Poor equipment effectiveness is one of the biggest problems facing manufacturers today. It leads to lower production rates, higher costs, and a host of other issues that can have a negative impact on your bottom line. But improving your OEE doesn’t have to be hard!
There are several easy ways you can improve your overall equipment effectiveness (OEE) with just these 6 simple steps:
Know what drives your OEE
Once you know what it is, OEE can be measured using three components: Availability, Quality, and Efficiency.
If you have a sense of your current OEE, then work on improving each component to achieve a higher overall OEE. To do this, make sure to track the following key metrics:
- Availability – How often are machines running? Are they down for planned maintenance or unexpected downtime? Do you have a machine downtime tracking solution in place?
- Performance – What percentage of time is spent working on a product (versus moving product from one station to another)? Is there room for improvement on process flows or equipment capabilities?
- Quality – What percentage of products are defective? What steps could be taken to improve quality control?
Check the actual cycle time against the theoretical cycle time
Check the actual cycle time against the theoretical cycle time. While it’s important to know your theoretical cycle time, you should also be able to tell if there are any issues with parts being processed more slowly than expected. If your actual cycle times are higher than expected, then it may be due to a problem with machines or operators that need to be addressed.
If your actual cycle times are lower than expected, then there could be a problem with the quality of parts being processed more slowly than expected. This is where it’s important to know both theoretical and actual cycle times.
Establish standards and policies that ensure they are followed religiously
Establishing standards and policies is a good thing. Don’t be afraid of having too many standards, or too many policies, or too many standards and policies. If you have established a robust set of SOPs (Standard Operating Procedures) that all employees adhere to religiously, who’s going to argue with that? They’ll probably thank you because they know they can trust everyone else not to cut corners or make mistakes if everyone is following the same rules.
And when someone does violate an SOP or two in some small way—like not wearing their safety goggles when working on a project—you won’t need to punish them; just remind them gently of how important it is for them to follow the rules so no one gets hurt.
After all, if everyone is following the same rules and procedures, how can you not be successful?
Make sure you have the right people in charge of improving equipment performance
You can’t improve equipment performance unless you have the right people in charge of doing it.
If you don’t have the right people in charge of improving equipment performance, your company won’t be able to get anywhere with its OEE efforts. Make sure that you have the right people in charge of improving equipment performance before starting any OEE programs or initiatives.
To make sure you have the right people in charge of improving equipment performance, it’s important to know exactly what type of skills are required for this position. The most effective type of person for improving equipment performance is someone who can be objective and unbiased. Objective observers can identify problems with equipment quickly because they have no personal investment in either its success or failure.
If an employee has a personal stake in equipment performance, he or she may be more likely to overlook obvious issues because of feelings about those machines. For example, say that one employee feels very strongly about the importance of keeping production lines running at maximum efficiency.
Create a culture where people feel empowered to report problems with equipment, even if those problems aren’t their fault
You can go a long way toward encouraging people to report problems with the equipment by creating a culture where people feel empowered to report them.
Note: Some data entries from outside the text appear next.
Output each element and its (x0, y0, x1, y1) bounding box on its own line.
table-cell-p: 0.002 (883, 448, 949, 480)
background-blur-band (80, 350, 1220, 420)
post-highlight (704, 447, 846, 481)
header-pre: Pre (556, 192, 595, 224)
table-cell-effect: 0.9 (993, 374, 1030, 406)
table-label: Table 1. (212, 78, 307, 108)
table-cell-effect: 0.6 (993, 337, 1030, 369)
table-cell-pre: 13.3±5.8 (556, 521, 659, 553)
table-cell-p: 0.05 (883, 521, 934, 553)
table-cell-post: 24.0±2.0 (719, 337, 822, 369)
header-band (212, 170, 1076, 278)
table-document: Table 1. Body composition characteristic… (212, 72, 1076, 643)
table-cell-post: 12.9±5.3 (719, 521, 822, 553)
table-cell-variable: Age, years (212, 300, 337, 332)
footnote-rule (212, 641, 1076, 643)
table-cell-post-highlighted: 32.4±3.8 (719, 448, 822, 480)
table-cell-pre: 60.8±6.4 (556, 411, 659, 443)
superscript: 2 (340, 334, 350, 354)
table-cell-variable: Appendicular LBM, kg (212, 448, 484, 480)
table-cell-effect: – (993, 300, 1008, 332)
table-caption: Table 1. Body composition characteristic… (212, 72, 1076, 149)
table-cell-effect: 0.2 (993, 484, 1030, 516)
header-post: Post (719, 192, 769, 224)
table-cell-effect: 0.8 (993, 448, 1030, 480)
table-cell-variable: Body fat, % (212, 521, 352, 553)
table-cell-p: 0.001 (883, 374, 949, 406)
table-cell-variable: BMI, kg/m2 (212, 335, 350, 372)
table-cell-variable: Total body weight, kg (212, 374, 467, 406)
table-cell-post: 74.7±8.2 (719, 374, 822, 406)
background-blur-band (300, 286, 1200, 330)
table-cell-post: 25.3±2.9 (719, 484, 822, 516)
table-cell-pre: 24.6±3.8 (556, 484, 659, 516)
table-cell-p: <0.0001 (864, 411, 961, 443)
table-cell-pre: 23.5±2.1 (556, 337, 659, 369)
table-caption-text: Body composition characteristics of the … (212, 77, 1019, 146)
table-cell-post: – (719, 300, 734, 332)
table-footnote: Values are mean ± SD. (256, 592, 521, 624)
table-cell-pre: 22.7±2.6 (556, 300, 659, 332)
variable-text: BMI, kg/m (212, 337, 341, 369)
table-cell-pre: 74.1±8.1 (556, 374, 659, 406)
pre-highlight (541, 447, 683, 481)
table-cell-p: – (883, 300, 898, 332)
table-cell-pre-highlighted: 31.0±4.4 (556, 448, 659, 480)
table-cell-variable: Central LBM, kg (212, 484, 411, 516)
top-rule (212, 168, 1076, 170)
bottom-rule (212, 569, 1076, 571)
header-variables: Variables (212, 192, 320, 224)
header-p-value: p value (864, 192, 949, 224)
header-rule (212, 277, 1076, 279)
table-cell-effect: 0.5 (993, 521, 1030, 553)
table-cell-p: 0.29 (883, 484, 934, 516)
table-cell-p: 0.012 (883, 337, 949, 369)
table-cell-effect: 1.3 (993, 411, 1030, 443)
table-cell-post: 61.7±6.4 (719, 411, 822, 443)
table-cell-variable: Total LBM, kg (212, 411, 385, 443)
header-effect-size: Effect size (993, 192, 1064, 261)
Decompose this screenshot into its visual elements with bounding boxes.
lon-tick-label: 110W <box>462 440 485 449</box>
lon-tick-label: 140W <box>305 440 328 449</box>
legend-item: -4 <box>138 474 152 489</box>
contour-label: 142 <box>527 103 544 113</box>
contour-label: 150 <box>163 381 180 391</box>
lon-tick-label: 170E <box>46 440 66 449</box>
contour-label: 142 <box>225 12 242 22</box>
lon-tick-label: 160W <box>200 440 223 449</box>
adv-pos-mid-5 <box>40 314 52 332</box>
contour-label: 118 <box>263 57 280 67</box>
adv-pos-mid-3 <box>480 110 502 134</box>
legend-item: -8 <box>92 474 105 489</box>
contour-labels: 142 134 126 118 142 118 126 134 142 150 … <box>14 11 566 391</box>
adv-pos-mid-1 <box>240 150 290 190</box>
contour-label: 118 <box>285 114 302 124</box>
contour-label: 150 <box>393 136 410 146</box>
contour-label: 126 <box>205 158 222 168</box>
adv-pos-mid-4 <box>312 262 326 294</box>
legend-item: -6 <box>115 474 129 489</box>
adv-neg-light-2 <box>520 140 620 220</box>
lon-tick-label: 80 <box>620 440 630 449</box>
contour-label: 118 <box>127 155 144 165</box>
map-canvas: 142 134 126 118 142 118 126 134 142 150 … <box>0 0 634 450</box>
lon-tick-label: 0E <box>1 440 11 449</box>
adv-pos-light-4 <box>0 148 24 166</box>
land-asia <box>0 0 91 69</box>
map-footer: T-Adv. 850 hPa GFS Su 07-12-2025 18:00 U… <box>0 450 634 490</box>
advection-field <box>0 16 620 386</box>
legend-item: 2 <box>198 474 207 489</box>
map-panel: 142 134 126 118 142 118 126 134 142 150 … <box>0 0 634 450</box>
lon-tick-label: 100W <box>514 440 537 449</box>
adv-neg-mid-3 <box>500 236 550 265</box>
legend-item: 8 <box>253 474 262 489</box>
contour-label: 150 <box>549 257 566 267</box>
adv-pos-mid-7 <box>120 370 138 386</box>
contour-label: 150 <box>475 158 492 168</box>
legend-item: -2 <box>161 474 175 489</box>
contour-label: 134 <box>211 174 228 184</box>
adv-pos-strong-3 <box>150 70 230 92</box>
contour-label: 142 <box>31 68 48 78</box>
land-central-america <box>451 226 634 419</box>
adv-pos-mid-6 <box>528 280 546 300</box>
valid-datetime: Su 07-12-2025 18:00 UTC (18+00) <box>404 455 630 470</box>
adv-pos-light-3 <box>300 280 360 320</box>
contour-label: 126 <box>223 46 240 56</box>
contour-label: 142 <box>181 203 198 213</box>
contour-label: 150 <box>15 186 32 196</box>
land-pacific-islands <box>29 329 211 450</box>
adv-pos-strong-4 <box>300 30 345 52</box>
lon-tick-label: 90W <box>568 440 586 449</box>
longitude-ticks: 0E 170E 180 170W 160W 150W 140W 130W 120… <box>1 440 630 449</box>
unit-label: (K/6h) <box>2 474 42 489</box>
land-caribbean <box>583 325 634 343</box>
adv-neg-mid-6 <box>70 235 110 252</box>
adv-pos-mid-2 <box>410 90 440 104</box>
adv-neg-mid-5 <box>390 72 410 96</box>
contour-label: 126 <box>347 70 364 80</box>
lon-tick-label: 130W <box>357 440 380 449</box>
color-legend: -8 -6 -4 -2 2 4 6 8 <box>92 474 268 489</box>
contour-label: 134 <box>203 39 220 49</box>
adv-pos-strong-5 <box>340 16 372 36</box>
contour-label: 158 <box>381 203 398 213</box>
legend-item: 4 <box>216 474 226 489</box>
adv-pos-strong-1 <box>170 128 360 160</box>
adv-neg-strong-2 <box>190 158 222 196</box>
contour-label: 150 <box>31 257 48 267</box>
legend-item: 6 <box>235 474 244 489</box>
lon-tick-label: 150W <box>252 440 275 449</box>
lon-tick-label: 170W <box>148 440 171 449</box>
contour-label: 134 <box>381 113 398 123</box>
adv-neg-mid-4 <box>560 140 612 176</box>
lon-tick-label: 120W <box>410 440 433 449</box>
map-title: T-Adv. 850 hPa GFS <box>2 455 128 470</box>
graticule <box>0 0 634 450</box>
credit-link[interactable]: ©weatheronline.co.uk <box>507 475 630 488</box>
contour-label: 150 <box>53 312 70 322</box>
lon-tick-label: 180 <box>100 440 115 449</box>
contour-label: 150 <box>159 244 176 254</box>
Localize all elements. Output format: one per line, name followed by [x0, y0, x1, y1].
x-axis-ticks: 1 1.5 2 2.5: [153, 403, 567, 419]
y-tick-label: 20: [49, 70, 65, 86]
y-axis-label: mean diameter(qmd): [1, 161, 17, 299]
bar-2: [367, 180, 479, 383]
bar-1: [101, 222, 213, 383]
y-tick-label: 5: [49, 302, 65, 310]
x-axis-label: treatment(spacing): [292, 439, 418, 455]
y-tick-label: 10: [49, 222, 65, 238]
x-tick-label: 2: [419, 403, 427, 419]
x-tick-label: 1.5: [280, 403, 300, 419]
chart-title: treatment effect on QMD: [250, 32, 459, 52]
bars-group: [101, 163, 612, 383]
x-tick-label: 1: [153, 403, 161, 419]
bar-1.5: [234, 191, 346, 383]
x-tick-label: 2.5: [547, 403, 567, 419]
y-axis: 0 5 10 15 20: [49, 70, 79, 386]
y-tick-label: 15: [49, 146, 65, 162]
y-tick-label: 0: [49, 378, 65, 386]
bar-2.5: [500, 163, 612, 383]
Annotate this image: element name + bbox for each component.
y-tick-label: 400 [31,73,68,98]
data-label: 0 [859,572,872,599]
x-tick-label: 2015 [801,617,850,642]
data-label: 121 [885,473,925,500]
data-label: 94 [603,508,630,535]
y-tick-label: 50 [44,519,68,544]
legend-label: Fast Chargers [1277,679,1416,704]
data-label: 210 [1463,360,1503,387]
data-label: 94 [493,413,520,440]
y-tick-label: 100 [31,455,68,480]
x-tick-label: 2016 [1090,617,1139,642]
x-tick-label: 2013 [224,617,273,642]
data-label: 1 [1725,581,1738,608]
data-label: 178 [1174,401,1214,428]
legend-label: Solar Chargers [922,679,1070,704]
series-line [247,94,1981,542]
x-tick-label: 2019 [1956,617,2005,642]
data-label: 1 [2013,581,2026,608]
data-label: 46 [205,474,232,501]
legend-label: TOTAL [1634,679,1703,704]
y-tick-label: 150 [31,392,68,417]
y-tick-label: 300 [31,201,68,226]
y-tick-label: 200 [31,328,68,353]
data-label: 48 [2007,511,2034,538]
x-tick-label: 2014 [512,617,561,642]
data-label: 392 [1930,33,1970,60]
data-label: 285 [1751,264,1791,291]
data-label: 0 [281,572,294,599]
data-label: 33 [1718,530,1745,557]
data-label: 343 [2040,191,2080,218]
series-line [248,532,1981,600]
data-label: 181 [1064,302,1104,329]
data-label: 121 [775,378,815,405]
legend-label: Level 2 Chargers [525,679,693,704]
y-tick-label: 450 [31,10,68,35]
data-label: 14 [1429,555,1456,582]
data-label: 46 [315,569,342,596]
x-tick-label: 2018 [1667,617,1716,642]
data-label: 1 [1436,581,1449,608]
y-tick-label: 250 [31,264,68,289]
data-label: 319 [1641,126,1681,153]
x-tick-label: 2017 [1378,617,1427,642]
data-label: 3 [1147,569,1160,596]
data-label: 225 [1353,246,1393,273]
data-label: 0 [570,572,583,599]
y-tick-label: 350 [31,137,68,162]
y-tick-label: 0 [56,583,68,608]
They’ll be more likely to do so if they feel the following:
- That their concerns will be taken seriously
- That they will be rewarded for doing so (such as by being allowed to take more time away from work)
- That they won’t be punished for doing so.
Take steps to ensure that all employees know about and understand these policies clearly. This will set expectations for what’s expected when an issue arises.
Keep metrics data easily accessible and visually appealing for everybody in your organization
Keep metrics data easily accessible and visually appealing for everybody in your organization. Keeping the report simple and easy to understand makes it easy for everyone to use, no matter their technical skills or level of training. It also helps ensure that data is current and up to date, so you can quickly respond when problems arise.
The report should be easy to find, easy to share with others internally and externally, easy to print as needed (even though many of us don’t do this anymore), and even easier than that for someone else within your organization who may need access for some reason (but didn’t know how).
Additionally, make sure that any reports are exportable so you can share them with other departments or external parties if applicable. This makes it easier on those who need access but aren’t familiar with internal systems or don’t have the time/resources available internally; they’ll already have everything they need!
And lastly: make sure emails containing said reports go directly into inboxes rather than spam folders—we live in an era where everyone has multiple devices they use regularly at work so there’s no excuse for not sending out regular updates via email!
You can improve your OEE by following these 6 steps from product experts in the field and using an effective OEE improvement strategy.
If you have the right tools and resources, OEE can be a powerful tool for improving your business. It’s important to remember that OEE is not just a number—it’s a way of thinking about your equipment and processes so that you can make them work better for you. By following these steps, you’ll be able to improve your overall performance in no time!